North Brooklyn luxury developer Rabsky Group and their partner Goose Property Management will allow tenants to hang posters in their buildings as part of an ongoing organizing effort, a representative told Brooklyn Paper Wednesday.
“Should any request to put up notices in any property come from a tenant within that property, we will assist and designate the space so that tenants can do so,” said Goose rep Jacob Katz in a May 26 statement.
Katz wrote in response to the Paper reporting allegations Monday by current and former tenants accusing the real estate bigs of trying to stop the renters from organizing on a residents-only chat on the messaging service Slack.
Goose oversees roughly 1,500 apartments across 10 buildings for Rabsky in Williamsburg, Greenpoint, and Queens.
Resident organizer Billy Taylor who lives at Rabsky’s 26 West apartment building in Greenpoint said that management tore down 10 posters advertising the group channel over the past year, and alleged that the company used phony profiles to try to infiltrate the chat.
Katz denied that Goose or Rabsky attempted to gain access to the Slack and noted that Goose did end up allowing one poster in a dedicated frame at 26 West and that they would allow for that at other buildings, too — as long as such a request comes from a resident.
“It has always been the policy of Goose Property Management/The Rabsky Group to respect our tenants’ rights,” the rep wrote. “We have not and will not obstruct any attempt to have our tenants organize as we understand our tenants’ needs and rights and will always stand up for that.”
Taylor, though, said they continued to tear down posters at two other Goose properties, the Rheingold in Bushwick and the Driggs in Williamsburg, even after allowing him to hang the notices at 26 West.

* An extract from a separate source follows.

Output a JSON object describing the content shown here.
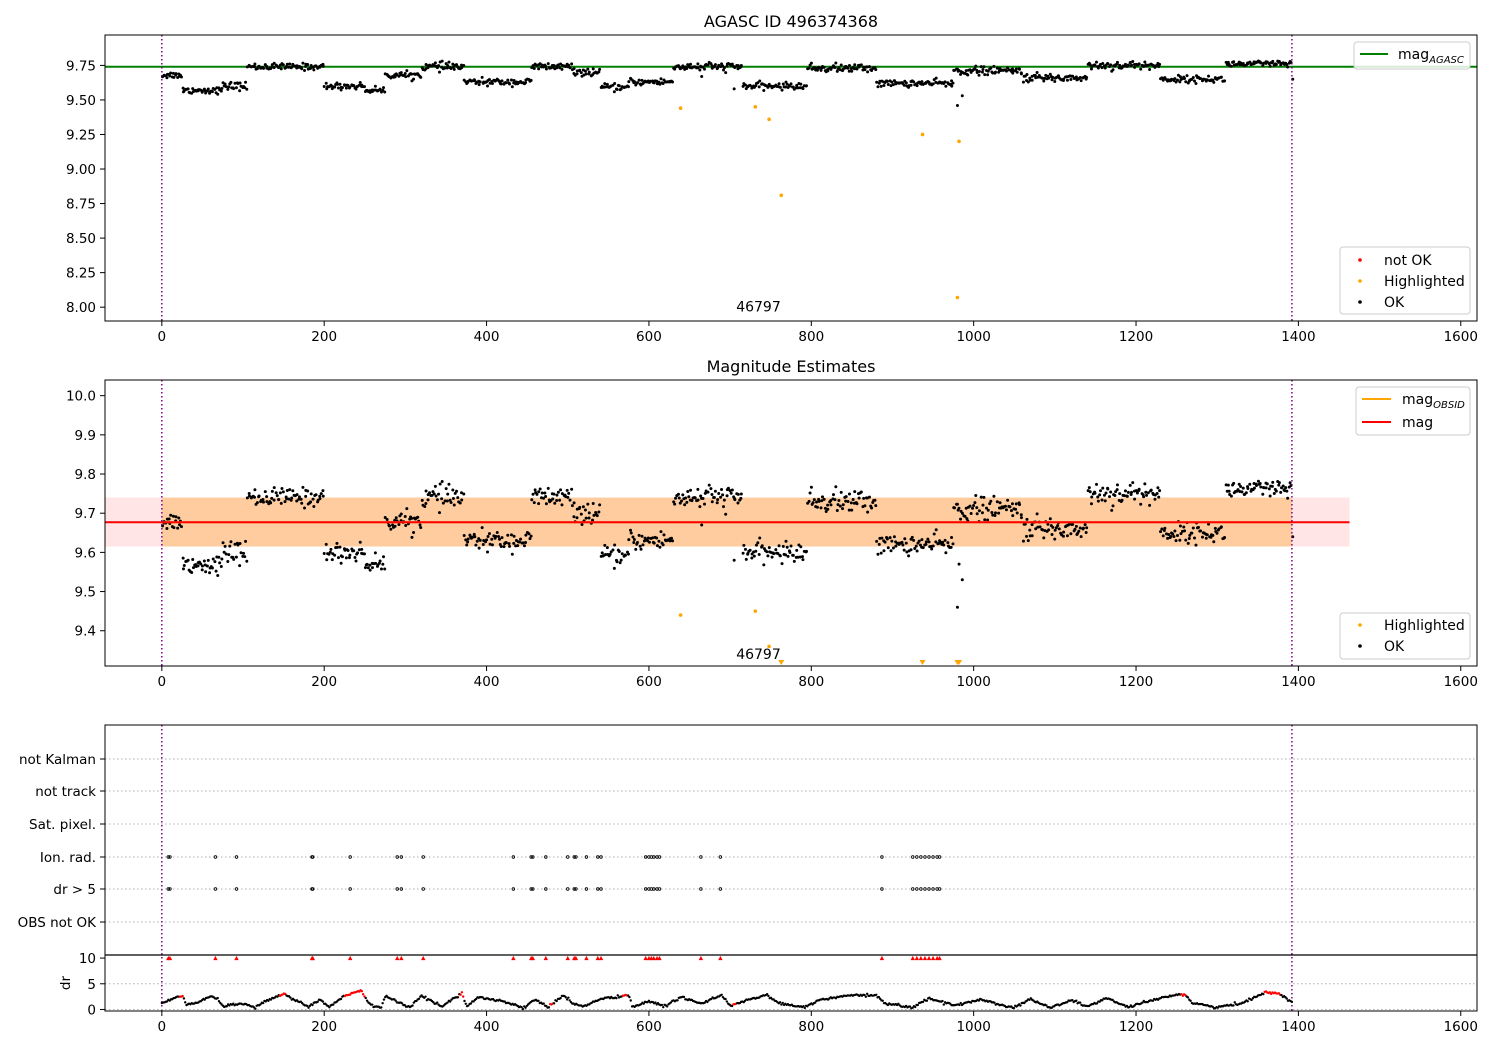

Katz claimed he was not aware of any posters being removed from other buildings, but said that tenants would only be allowed to hang posters within their own buildings.
“We are not aware of any posters being removed from any other location, and would be happy to assist any tenant who wishes to reach out on behalf of the property they reside in,” he said. “Tenants can request a space and put up posters in their building only.”
Taylor accused the property manager of talking out of both sides of his mouth, adding that they were trying to keep him from hanging posters at other Goose buildings.
“It took 10 times [of posters being removed] and his management staff was well aware of that,” the Greenpointer said. “I am going to go in personally and hang them up, I’m not going to jeopardize other people who are scared to hang them up.”
When asked about the tearing down of the posters, Katz said they didn’t know what happened, but speculated that cleaning staff may have taken them down.
“We are unsure what happened with the original posters the tenant claims he had put up, as we did not instruct our staff to remove it. However, being that we generally do not allow posters or solicitation in the lobby or building besides for a designated space, it is possible that a cleaning porter had removed them prior to the tenant requesting a designated space,” he said.